A creamy risotto-style dish made with buckwheat groats and sautéed mushrooms, offering a healthy twist on a classic.

Ingredients
  • 1 cup buckwheat groats
  • 2 cups vegetable broth
  • 1 cup mushrooms, sliced
  • 1 onion, diced
  • 2 cloves garlic, minced
  • 2 tablespoons olive oil
  • Salt and pepper to taste
  • Fresh basil for garnish
Instructions
  1. 1. In a saucepan, heat olive oil and sauté onion and garlic until translucent.
  2. 2. Add mushrooms and cook until softened. Stir in buckwheat groats and cook for 2 minutes.
  3. 3. Gradually add vegetable broth, stirring frequently until the buckwheat is tender and creamy.
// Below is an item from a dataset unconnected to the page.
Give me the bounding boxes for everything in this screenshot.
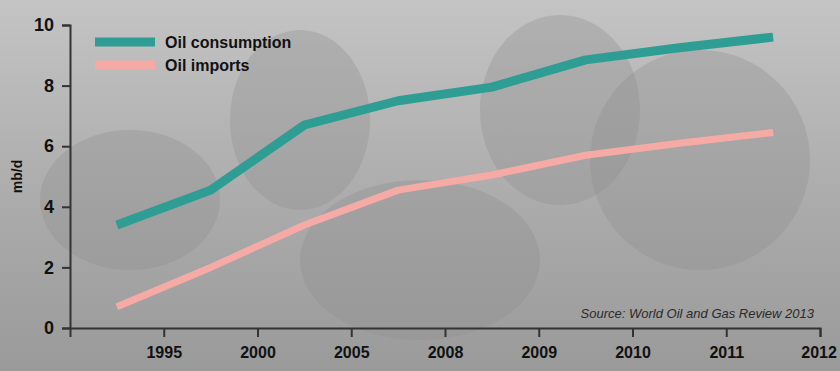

Season with salt and pepper, and garnish with fresh basil.

Frequently Asked Questions (FAQ)

Is buckwheat gluten-free?

Yes, buckwheat is naturally gluten-free, making it suitable for those with celiac disease or gluten intolerance.

How do you cook buckwheat groats?

To cook buckwheat groats, rinse them under cold water, then boil in a ratio of 1 part groats to 2 parts water for about 15-20 minutes.

Can buckwheat help with weight loss?

Yes, buckwheat is high in fiber and protein, which can help you feel full longer and support weight management.

What nutrients are in buckwheat?

Buckwheat is rich in protein, fiber, iron, magnesium, and various B vitamins.

Can I eat buckwheat raw?

Raw buckwheat groats can be consumed, but cooking them enhances their digestibility and nutrient absorption.

How should I store buckwheat groats?

Store buckwheat groats in an airtight container in a cool, dry place to maintain freshness.

Is buckwheat good for diabetics?

Yes, buckwheat has a moderate glycemic index and can be beneficial for blood sugar control.

What is the difference between buckwheat and wheat?

Buckwheat is a seed and gluten-free, while wheat is a grain that contains gluten.